Farm Power, a Skagit County renewable energy company, and Puget Sound Energy, Washington’s oldest local utility, announced the entry into service of the state’s newest source of clean, sustainable power – an anaerobic dairy digester that transforms cow manure into a source of electricity and economic vitality for the region’s agricultural community. The dairy digester is capable of producing up to 750 kilowatts of electricity – or approximately the energy needed to power 500 homes – and will provide electricity to PSE’s Green Power Program.

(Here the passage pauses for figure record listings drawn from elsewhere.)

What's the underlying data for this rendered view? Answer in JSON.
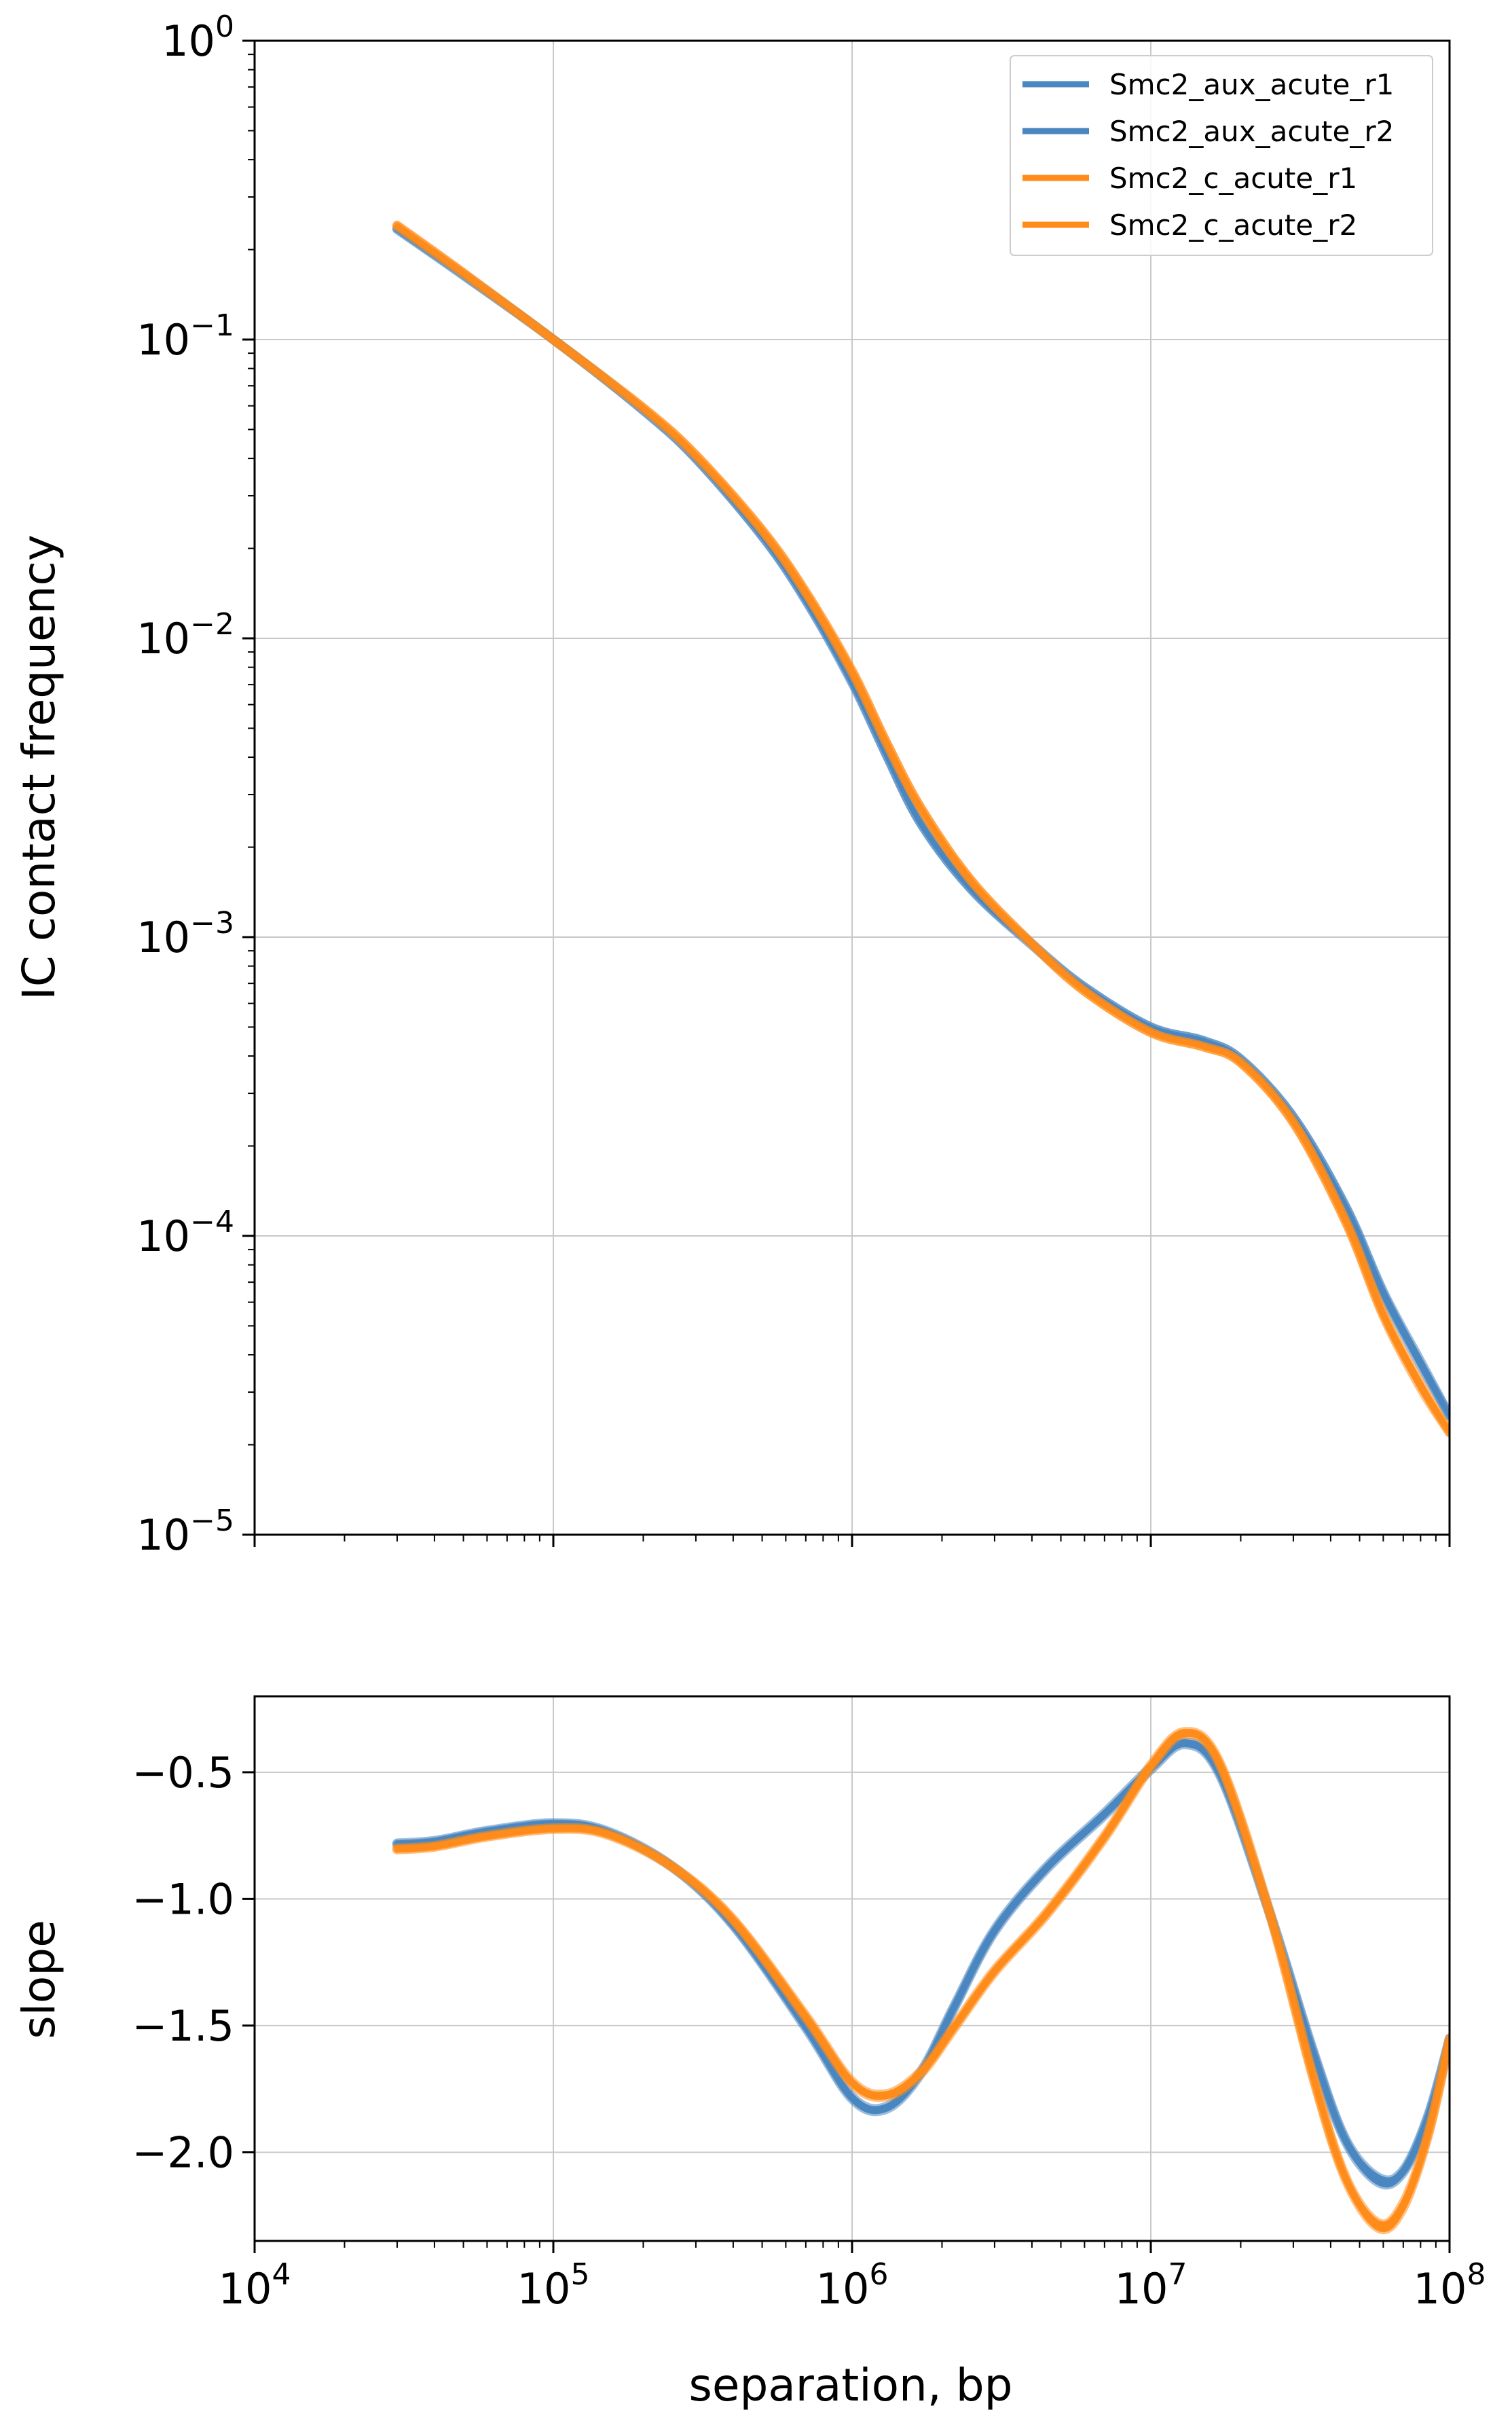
{
  "figure": {
    "xlabel": "separation, bp",
    "colors": {
      "aux": "#4a86c0",
      "c": "#ff8c1a",
      "grid": "#c8c8c8"
    }
  },
  "chart_data": [
    {
      "type": "line",
      "id": "top",
      "title": "",
      "xlabel": "",
      "ylabel": "IC contact frequency",
      "xscale": "log",
      "yscale": "log",
      "xlim": [
        10000,
        100000000
      ],
      "ylim": [
        1e-05,
        1
      ],
      "grid": true,
      "legend": "top-right",
      "x_ticks": [
        {
          "value": 10000,
          "base": "10",
          "exp": "4"
        },
        {
          "value": 100000,
          "base": "10",
          "exp": "5"
        },
        {
          "value": 1000000,
          "base": "10",
          "exp": "6"
        },
        {
          "value": 10000000,
          "base": "10",
          "exp": "7"
        },
        {
          "value": 100000000,
          "base": "10",
          "exp": "8"
        }
      ],
      "y_ticks": [
        {
          "value": 1,
          "base": "10",
          "exp": "0"
        },
        {
          "value": 0.1,
          "base": "10",
          "exp": "−1"
        },
        {
          "value": 0.01,
          "base": "10",
          "exp": "−2"
        },
        {
          "value": 0.001,
          "base": "10",
          "exp": "−3"
        },
        {
          "value": 0.0001,
          "base": "10",
          "exp": "−4"
        },
        {
          "value": 1e-05,
          "base": "10",
          "exp": "−5"
        }
      ],
      "series": [
        {
          "name": "Smc2_aux_acute_r1",
          "color": "#4a86c0",
          "x": [
            30000,
            50000,
            100000,
            200000,
            300000,
            500000,
            700000,
            1000000,
            1300000,
            1700000,
            2500000,
            4000000,
            6000000,
            10000000,
            15000000,
            20000000,
            30000000,
            45000000,
            60000000,
            80000000,
            100000000
          ],
          "y": [
            0.235,
            0.165,
            0.1,
            0.058,
            0.04,
            0.022,
            0.0135,
            0.0072,
            0.0041,
            0.0024,
            0.00145,
            0.00095,
            0.00068,
            0.0005,
            0.00045,
            0.00039,
            0.00025,
            0.000125,
            6.5e-05,
            3.8e-05,
            2.5e-05
          ]
        },
        {
          "name": "Smc2_aux_acute_r2",
          "color": "#4a86c0",
          "x": [
            30000,
            50000,
            100000,
            200000,
            300000,
            500000,
            700000,
            1000000,
            1300000,
            1700000,
            2500000,
            4000000,
            6000000,
            10000000,
            15000000,
            20000000,
            30000000,
            45000000,
            60000000,
            80000000,
            100000000
          ],
          "y": [
            0.234,
            0.164,
            0.1,
            0.058,
            0.04,
            0.022,
            0.0134,
            0.0071,
            0.0041,
            0.0024,
            0.00145,
            0.00094,
            0.00068,
            0.0005,
            0.00045,
            0.00039,
            0.00025,
            0.000124,
            6.4e-05,
            3.7e-05,
            2.5e-05
          ]
        },
        {
          "name": "Smc2_c_acute_r1",
          "color": "#ff8c1a",
          "x": [
            30000,
            50000,
            100000,
            200000,
            300000,
            500000,
            700000,
            1000000,
            1300000,
            1700000,
            2500000,
            4000000,
            6000000,
            10000000,
            15000000,
            20000000,
            30000000,
            45000000,
            60000000,
            80000000,
            100000000
          ],
          "y": [
            0.24,
            0.167,
            0.1,
            0.059,
            0.041,
            0.023,
            0.0142,
            0.0077,
            0.0045,
            0.0027,
            0.00155,
            0.00095,
            0.00066,
            0.00048,
            0.00043,
            0.00038,
            0.00024,
            0.000112,
            5.5e-05,
            3.2e-05,
            2.2e-05
          ]
        },
        {
          "name": "Smc2_c_acute_r2",
          "color": "#ff8c1a",
          "x": [
            30000,
            50000,
            100000,
            200000,
            300000,
            500000,
            700000,
            1000000,
            1300000,
            1700000,
            2500000,
            4000000,
            6000000,
            10000000,
            15000000,
            20000000,
            30000000,
            45000000,
            60000000,
            80000000,
            100000000
          ],
          "y": [
            0.241,
            0.167,
            0.1,
            0.059,
            0.041,
            0.023,
            0.0143,
            0.0078,
            0.0045,
            0.0027,
            0.00155,
            0.00095,
            0.00066,
            0.00048,
            0.00043,
            0.00038,
            0.00024,
            0.000111,
            5.4e-05,
            3.1e-05,
            2.2e-05
          ]
        }
      ]
    },
    {
      "type": "line",
      "id": "bottom",
      "title": "",
      "xlabel": "separation, bp",
      "ylabel": "slope",
      "xscale": "log",
      "yscale": "linear",
      "xlim": [
        10000,
        100000000
      ],
      "ylim": [
        -2.35,
        -0.2
      ],
      "grid": true,
      "x_ticks": [
        {
          "value": 10000,
          "base": "10",
          "exp": "4"
        },
        {
          "value": 100000,
          "base": "10",
          "exp": "5"
        },
        {
          "value": 1000000,
          "base": "10",
          "exp": "6"
        },
        {
          "value": 10000000,
          "base": "10",
          "exp": "7"
        },
        {
          "value": 100000000,
          "base": "10",
          "exp": "8"
        }
      ],
      "y_ticks": [
        {
          "value": -0.5,
          "label": "−0.5"
        },
        {
          "value": -1.0,
          "label": "−1.0"
        },
        {
          "value": -1.5,
          "label": "−1.5"
        },
        {
          "value": -2.0,
          "label": "−2.0"
        }
      ],
      "series": [
        {
          "name": "Smc2_aux_acute_r1",
          "color": "#4a86c0",
          "x": [
            30000,
            40000,
            60000,
            100000,
            150000,
            250000,
            400000,
            700000,
            1000000,
            1300000,
            1700000,
            2200000,
            3000000,
            4500000,
            7000000,
            10000000,
            13000000,
            17000000,
            25000000,
            35000000,
            45000000,
            58000000,
            70000000,
            85000000,
            100000000
          ],
          "y": [
            -0.78,
            -0.77,
            -0.73,
            -0.7,
            -0.73,
            -0.87,
            -1.1,
            -1.5,
            -1.78,
            -1.82,
            -1.68,
            -1.42,
            -1.12,
            -0.87,
            -0.66,
            -0.48,
            -0.38,
            -0.5,
            -1.05,
            -1.6,
            -1.95,
            -2.1,
            -2.07,
            -1.85,
            -1.55
          ]
        },
        {
          "name": "Smc2_aux_acute_r2",
          "color": "#4a86c0",
          "x": [
            30000,
            40000,
            60000,
            100000,
            150000,
            250000,
            400000,
            700000,
            1000000,
            1300000,
            1700000,
            2200000,
            3000000,
            4500000,
            7000000,
            10000000,
            13000000,
            17000000,
            25000000,
            35000000,
            45000000,
            58000000,
            70000000,
            85000000,
            100000000
          ],
          "y": [
            -0.785,
            -0.775,
            -0.735,
            -0.705,
            -0.735,
            -0.875,
            -1.105,
            -1.51,
            -1.79,
            -1.83,
            -1.69,
            -1.43,
            -1.13,
            -0.88,
            -0.67,
            -0.49,
            -0.39,
            -0.51,
            -1.06,
            -1.61,
            -1.96,
            -2.12,
            -2.08,
            -1.86,
            -1.56
          ]
        },
        {
          "name": "Smc2_c_acute_r1",
          "color": "#ff8c1a",
          "x": [
            30000,
            40000,
            60000,
            100000,
            150000,
            250000,
            400000,
            700000,
            1000000,
            1300000,
            1700000,
            2200000,
            3000000,
            4500000,
            7000000,
            10000000,
            13000000,
            17000000,
            25000000,
            35000000,
            45000000,
            58000000,
            70000000,
            85000000,
            100000000
          ],
          "y": [
            -0.8,
            -0.79,
            -0.75,
            -0.72,
            -0.74,
            -0.87,
            -1.08,
            -1.46,
            -1.72,
            -1.77,
            -1.68,
            -1.5,
            -1.28,
            -1.05,
            -0.75,
            -0.47,
            -0.34,
            -0.46,
            -1.05,
            -1.7,
            -2.1,
            -2.28,
            -2.2,
            -1.92,
            -1.55
          ]
        },
        {
          "name": "Smc2_c_acute_r2",
          "color": "#ff8c1a",
          "x": [
            30000,
            40000,
            60000,
            100000,
            150000,
            250000,
            400000,
            700000,
            1000000,
            1300000,
            1700000,
            2200000,
            3000000,
            4500000,
            7000000,
            10000000,
            13000000,
            17000000,
            25000000,
            35000000,
            45000000,
            58000000,
            70000000,
            85000000,
            100000000
          ],
          "y": [
            -0.805,
            -0.795,
            -0.755,
            -0.725,
            -0.745,
            -0.875,
            -1.085,
            -1.47,
            -1.73,
            -1.78,
            -1.69,
            -1.51,
            -1.29,
            -1.06,
            -0.76,
            -0.48,
            -0.35,
            -0.47,
            -1.06,
            -1.71,
            -2.11,
            -2.3,
            -2.22,
            -1.93,
            -1.56
          ]
        }
      ]
    }
  ]
}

Farm Power’s expected annual electricity output of approximately 6,000 megawatt-hours will go exclusively to PSE’s Green Power Program, which allows the utility’s customers to sign up to have some or all of the equivalent of the energy needs be purchased on their behalf by the utility from certified renewable energy producers. With more than 24,000 participating PSE customers, the Green Power Program is among the largest of the nation’s 600 similar efforts.

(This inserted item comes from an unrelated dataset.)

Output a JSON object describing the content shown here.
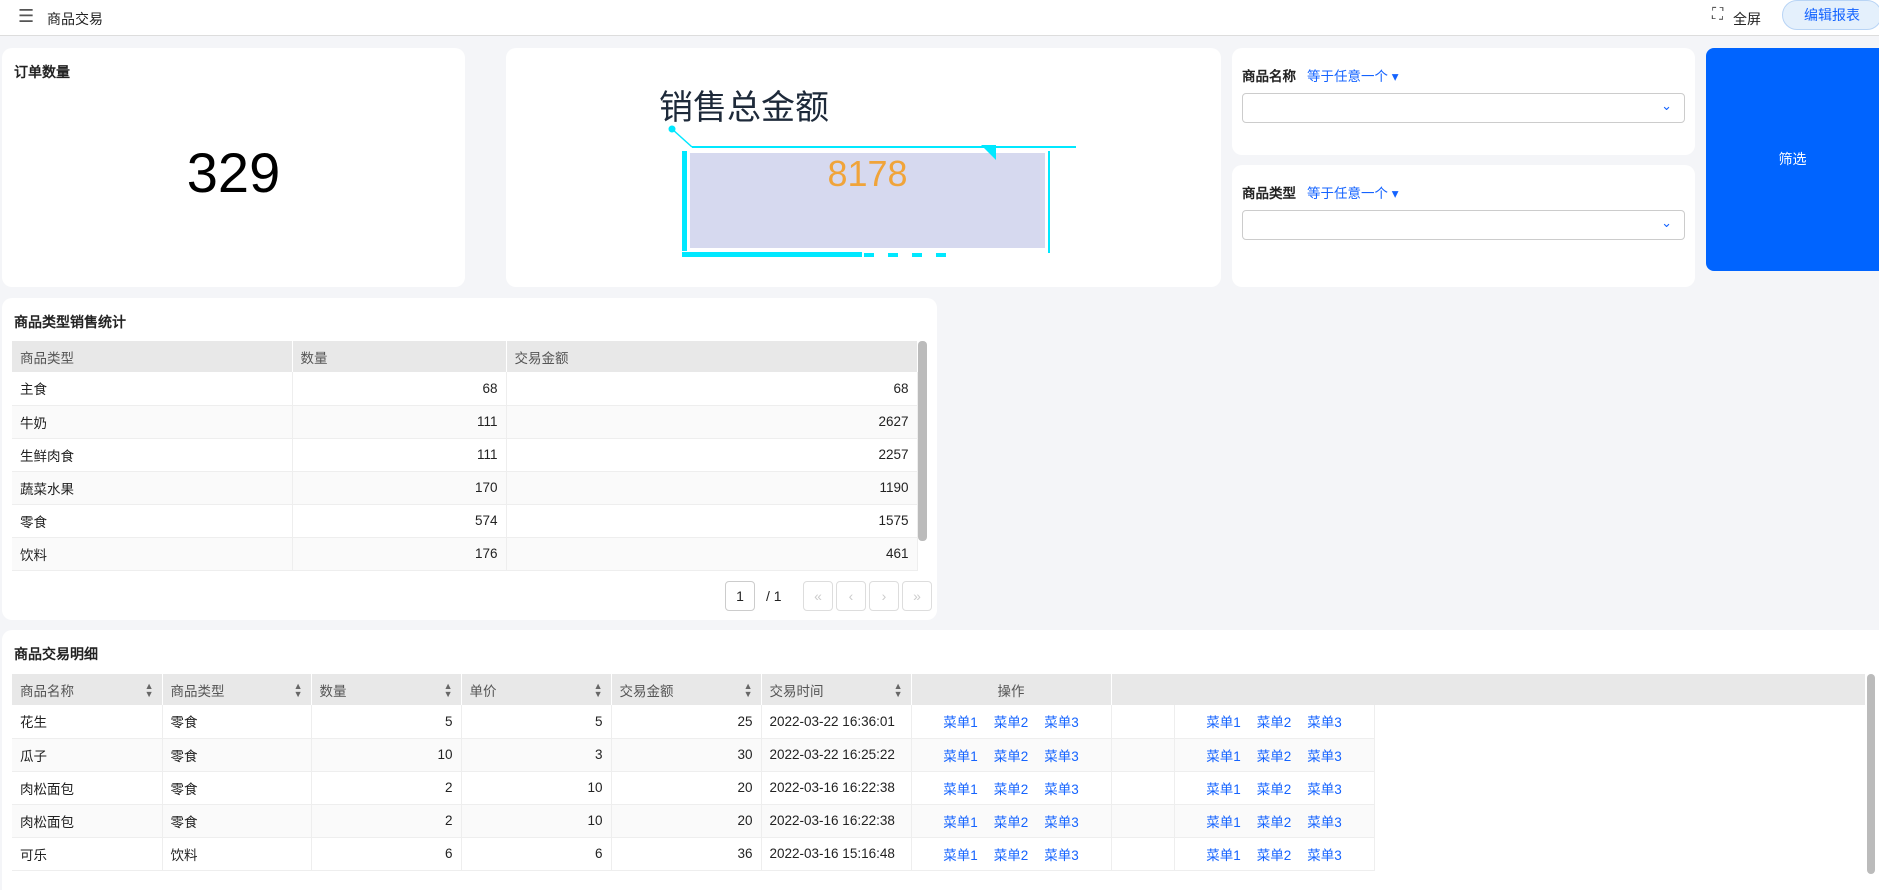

The program was recognized by the United States Department of Energy and Environmental Protection Agency for its role in spurring the development of new sources of energy including biomass, such as the Farm Power digester, as well as solar and wind projects around the Pacific Northwest. The energy projects supported by the Green Power Program are separate from – and in addition to – the renewable energy projects of PSE, which is the Pacific Northwest’s first and the nation’s second-largest utility owner and operator of wind power according to the American Wind Energy Association.

The Farm Power site is located west of Interstate 5 and just north of the Skagit River in Rexville. It will utilize the manure of two neighboring dairy farms, along with other agricultural waste products such as spoiled fruit and cheese whey, as well as remnants from chicken processing. In addition to producing electricity, the dairy digester’s other environmental benefits include reduced odor, a lowering of residual nitrogen in field-applied manure and the production of fiber bedding for use on the farms.

The Maas brothers credit Senator Mary Margaret Haugen (10th district – Skagit County) and Governor Chris Gregoire for their support, including a $500,000 grant from the Washington State Department of Commerce as well as the passage of legislation that fostered their project and other alternative energy programs in Washington.

Daryl Maas notes that the two neighboring farms providing manure to the digester, Beaver Marsh Farms and Harmony Dairy, are owned by the sons of families they have known since grade school.

Like a number of other digester projects across the country, Farm Power received a grant and loan package from the USDA Rural Energy for America Program. A $500,000 grant from the federal agency added to equity contributed by local investors, while $2.1 million in USDA loan guarantees covered long-term borrowing from ShoreBank Pacific.